W testamencie dziadek zapisał mi dość spore oszczędności. Na końcu testamentu umieścił tzw. polecenie, w myśl którego powinienem zdobyć wyższe wykształcenie. Czy mam obowiązek zastosować się do tego polecenia? Czy jeśli tego nie zrobię, pieniądze zapisane przez dziadka zostaną mi odebrane?
Testament może zawierać nie tylko dyspozycję o dziedziczeniu, czyli powołaniu do spadku określonych spadkobierców, ale może również przewidywać przykładowo ustanowienie zapisów zwykłych, zapisów windykacyjnych czy ustanowienie wykonawcy testamentu. Możliwe jest też zamieszczenie tzw. polecenia testamentowego, o którym mowa w pytaniu. Polega ono na nałożeniu obowiązku oznaczonego działania lub zaniechania, nie czyniąc nikogo wierzycielem. Wynika to z art. 982 Kodeksu cywilnego (Dz. U. z 2014 r. poz. 121).
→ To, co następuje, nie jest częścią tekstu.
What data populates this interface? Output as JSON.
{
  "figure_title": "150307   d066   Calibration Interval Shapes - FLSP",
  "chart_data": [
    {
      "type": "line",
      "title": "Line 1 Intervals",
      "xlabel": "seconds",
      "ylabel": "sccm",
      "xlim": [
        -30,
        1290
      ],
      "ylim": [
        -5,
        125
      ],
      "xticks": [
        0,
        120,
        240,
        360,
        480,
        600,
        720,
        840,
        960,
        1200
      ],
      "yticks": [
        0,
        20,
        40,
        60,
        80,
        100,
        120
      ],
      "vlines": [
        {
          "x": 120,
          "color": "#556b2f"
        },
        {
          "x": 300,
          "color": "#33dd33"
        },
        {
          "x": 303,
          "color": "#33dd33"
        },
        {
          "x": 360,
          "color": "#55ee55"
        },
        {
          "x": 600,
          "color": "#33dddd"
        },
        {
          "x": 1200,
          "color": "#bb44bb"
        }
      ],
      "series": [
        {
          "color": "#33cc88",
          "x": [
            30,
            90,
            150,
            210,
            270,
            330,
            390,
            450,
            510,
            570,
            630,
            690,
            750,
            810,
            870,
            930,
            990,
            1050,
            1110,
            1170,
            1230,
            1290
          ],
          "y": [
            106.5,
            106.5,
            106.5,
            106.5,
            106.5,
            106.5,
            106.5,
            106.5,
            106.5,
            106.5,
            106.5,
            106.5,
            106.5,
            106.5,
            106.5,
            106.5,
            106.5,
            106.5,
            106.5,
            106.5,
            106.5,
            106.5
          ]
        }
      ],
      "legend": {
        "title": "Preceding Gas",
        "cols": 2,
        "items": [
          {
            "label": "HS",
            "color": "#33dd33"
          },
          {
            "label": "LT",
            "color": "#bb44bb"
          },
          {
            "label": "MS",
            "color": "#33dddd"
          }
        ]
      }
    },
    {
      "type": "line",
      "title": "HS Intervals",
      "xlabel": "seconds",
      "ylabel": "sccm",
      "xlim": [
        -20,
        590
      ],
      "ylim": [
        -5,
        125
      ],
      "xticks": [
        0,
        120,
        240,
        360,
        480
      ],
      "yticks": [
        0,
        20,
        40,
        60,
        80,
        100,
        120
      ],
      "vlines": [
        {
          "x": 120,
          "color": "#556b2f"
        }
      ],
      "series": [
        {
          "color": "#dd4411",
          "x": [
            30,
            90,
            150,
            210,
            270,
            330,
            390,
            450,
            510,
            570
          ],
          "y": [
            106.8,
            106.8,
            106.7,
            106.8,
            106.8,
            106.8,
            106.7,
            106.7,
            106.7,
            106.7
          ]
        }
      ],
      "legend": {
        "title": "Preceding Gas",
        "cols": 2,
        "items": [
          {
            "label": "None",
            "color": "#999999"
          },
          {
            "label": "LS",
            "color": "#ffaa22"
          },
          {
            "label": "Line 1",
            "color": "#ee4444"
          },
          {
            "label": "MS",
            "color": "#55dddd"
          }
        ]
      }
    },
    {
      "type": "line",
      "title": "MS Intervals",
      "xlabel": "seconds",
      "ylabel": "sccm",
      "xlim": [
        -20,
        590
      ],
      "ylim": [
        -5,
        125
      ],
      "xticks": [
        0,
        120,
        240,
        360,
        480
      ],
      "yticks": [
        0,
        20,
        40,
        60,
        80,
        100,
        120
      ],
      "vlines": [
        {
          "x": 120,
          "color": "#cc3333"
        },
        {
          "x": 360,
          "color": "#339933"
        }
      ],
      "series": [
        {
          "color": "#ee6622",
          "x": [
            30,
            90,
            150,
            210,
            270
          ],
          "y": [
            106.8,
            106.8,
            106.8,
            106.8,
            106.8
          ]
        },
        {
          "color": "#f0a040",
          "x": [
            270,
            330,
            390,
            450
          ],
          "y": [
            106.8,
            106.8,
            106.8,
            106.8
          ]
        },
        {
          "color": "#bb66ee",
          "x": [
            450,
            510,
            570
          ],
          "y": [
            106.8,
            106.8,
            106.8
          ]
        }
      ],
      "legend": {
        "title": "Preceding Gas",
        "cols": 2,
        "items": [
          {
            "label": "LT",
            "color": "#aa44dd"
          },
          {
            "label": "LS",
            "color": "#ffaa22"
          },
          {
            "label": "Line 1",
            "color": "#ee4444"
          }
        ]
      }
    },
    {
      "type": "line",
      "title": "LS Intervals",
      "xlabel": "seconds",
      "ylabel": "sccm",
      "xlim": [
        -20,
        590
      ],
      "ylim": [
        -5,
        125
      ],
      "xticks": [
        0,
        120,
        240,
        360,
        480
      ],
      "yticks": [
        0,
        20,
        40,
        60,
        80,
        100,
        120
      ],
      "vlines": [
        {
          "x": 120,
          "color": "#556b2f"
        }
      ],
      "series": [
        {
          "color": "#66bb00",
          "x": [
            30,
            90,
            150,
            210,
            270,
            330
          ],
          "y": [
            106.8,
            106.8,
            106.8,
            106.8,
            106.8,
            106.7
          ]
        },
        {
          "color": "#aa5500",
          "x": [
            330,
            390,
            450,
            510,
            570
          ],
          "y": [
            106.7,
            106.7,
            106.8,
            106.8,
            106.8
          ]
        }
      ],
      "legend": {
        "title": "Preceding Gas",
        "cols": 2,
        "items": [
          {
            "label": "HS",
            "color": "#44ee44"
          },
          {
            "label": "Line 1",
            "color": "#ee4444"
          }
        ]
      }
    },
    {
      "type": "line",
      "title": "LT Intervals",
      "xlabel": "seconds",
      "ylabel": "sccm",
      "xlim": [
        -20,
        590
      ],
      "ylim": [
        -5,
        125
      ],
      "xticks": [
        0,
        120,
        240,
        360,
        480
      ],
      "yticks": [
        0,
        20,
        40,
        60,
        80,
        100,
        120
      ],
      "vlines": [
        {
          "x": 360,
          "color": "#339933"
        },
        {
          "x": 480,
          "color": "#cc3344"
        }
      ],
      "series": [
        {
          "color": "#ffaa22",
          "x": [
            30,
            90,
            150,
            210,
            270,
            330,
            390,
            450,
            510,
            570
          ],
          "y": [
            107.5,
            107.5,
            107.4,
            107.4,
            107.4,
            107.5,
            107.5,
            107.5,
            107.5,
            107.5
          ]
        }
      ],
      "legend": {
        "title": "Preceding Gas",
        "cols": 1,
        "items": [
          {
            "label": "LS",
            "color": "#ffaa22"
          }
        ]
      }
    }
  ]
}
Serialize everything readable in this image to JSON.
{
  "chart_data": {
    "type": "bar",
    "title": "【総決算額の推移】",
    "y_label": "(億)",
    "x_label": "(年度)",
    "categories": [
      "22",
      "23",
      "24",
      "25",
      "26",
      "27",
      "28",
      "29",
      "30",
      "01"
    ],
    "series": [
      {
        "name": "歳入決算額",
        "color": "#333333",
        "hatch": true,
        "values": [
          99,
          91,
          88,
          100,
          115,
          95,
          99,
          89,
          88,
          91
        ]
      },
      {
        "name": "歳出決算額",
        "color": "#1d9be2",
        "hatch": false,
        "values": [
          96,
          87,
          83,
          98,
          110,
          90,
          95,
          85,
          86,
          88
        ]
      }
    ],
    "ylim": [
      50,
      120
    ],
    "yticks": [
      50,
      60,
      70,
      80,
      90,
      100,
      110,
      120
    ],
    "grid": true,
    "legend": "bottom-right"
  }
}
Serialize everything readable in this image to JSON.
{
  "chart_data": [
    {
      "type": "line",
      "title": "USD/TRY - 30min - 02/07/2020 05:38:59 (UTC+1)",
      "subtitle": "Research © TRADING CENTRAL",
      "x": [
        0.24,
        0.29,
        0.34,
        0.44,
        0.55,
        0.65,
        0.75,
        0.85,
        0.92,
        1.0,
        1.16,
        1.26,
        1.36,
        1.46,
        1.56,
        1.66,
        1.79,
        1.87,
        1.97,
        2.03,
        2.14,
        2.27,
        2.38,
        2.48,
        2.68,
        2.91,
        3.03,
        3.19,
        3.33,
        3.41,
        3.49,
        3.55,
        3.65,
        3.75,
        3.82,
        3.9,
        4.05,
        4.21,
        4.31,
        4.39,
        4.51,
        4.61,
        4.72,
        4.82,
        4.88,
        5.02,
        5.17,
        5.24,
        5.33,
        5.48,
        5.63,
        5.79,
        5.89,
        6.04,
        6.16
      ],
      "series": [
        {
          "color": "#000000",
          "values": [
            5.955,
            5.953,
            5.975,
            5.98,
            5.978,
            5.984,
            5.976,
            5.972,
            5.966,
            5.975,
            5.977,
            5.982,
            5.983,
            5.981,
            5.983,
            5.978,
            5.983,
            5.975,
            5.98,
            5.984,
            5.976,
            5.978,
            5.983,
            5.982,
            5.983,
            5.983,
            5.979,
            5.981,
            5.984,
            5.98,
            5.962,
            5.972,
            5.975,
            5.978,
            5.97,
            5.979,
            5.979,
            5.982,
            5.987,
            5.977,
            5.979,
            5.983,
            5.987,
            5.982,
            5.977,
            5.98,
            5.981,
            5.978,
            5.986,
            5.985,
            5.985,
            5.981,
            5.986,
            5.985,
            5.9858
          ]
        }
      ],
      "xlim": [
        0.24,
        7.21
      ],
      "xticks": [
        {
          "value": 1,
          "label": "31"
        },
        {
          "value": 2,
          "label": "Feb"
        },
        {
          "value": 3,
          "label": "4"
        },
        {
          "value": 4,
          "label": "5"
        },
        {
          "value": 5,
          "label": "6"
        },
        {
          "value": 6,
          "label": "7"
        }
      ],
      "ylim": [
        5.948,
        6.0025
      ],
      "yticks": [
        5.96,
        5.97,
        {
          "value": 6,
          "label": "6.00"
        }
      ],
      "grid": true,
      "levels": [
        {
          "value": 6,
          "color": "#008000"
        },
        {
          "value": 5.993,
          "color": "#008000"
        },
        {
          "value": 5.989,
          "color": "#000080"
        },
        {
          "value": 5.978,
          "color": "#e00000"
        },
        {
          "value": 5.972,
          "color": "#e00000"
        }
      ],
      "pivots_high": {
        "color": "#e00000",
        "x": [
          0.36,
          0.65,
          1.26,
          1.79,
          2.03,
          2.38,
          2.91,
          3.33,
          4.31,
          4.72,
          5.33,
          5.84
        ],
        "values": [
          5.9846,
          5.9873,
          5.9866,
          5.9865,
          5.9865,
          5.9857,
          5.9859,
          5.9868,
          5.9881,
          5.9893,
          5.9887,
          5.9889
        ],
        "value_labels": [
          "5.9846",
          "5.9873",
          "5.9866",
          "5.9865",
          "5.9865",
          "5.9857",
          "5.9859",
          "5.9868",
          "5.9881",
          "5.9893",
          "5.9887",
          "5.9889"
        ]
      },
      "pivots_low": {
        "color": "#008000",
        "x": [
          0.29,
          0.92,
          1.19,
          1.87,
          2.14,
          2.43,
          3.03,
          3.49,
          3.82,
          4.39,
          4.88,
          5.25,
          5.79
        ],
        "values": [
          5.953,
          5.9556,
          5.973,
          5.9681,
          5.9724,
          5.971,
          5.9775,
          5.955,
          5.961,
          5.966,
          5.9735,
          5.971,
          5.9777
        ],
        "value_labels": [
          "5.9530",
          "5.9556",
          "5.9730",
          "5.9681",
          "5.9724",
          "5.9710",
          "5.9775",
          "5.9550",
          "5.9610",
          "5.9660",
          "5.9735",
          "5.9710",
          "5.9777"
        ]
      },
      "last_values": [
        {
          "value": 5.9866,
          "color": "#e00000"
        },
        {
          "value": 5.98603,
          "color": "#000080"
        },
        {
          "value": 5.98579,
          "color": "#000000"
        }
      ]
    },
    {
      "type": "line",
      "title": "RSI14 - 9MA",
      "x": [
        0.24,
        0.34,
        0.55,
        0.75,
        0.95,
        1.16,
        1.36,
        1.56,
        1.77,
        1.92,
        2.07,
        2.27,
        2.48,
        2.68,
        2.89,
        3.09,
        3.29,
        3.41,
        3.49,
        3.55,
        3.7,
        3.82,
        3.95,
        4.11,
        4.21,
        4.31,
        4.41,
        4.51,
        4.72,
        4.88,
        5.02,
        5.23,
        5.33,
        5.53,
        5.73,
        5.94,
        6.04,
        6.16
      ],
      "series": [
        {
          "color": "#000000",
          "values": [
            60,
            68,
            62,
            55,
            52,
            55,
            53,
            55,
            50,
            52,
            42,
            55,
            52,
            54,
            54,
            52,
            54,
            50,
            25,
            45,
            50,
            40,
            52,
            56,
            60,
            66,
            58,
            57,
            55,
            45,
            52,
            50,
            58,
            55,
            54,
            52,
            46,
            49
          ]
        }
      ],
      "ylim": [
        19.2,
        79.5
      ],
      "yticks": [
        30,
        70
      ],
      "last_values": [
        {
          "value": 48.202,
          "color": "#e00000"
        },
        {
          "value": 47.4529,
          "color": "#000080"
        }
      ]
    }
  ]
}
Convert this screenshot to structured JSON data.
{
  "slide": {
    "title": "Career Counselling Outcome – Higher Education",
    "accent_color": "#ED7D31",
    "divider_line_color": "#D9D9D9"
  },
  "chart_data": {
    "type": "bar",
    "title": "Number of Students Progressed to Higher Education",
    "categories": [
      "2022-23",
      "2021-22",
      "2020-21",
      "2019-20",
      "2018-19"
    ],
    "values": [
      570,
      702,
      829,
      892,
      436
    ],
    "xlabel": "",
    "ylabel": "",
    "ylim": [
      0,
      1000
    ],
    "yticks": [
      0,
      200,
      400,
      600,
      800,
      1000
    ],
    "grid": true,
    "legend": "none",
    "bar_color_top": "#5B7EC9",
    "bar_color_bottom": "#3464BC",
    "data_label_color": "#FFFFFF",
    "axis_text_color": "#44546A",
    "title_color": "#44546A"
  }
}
Wykonania takiego polecenia mogą domagać się określone osoby, jednak brak działania ze strony osoby, na którą polecenie zostało nałożone, nie pociąga za sobą żadnych sankcji prawnych (na tym polega "nieczynienie nikogo wierzycielem"). Nie można takiej osoby przymusić do tego, żeby zastosowała się do polecenia, czy tym bardziej skierować do sądu/egzekucji tego rodzaju sprawy. Wykonania polecenia może żądać każdy ze spadkobierców, jak również wykonawca testamentu, chyba że polecenie ma wyłącznie na celu przyniesienie korzyści osobie obciążonej tym obowiązkiem. W przypadku gdy polecenie ma na względzie interes społeczny, wykonania polecenia może żądać stosowny organ państwowy.
Warto dodać, że zapisobierca obciążony poleceniem może powstrzymać się z jego wykonaniem aż do chwili wykonania zapisu przez spadkobiercę. Inaczej sprawa by wyglądała, gdyby w testamencie uczyniono zapis na rzecz Czytelnika pod warunkiem, że zdobędzie on wyższe wykształcenie.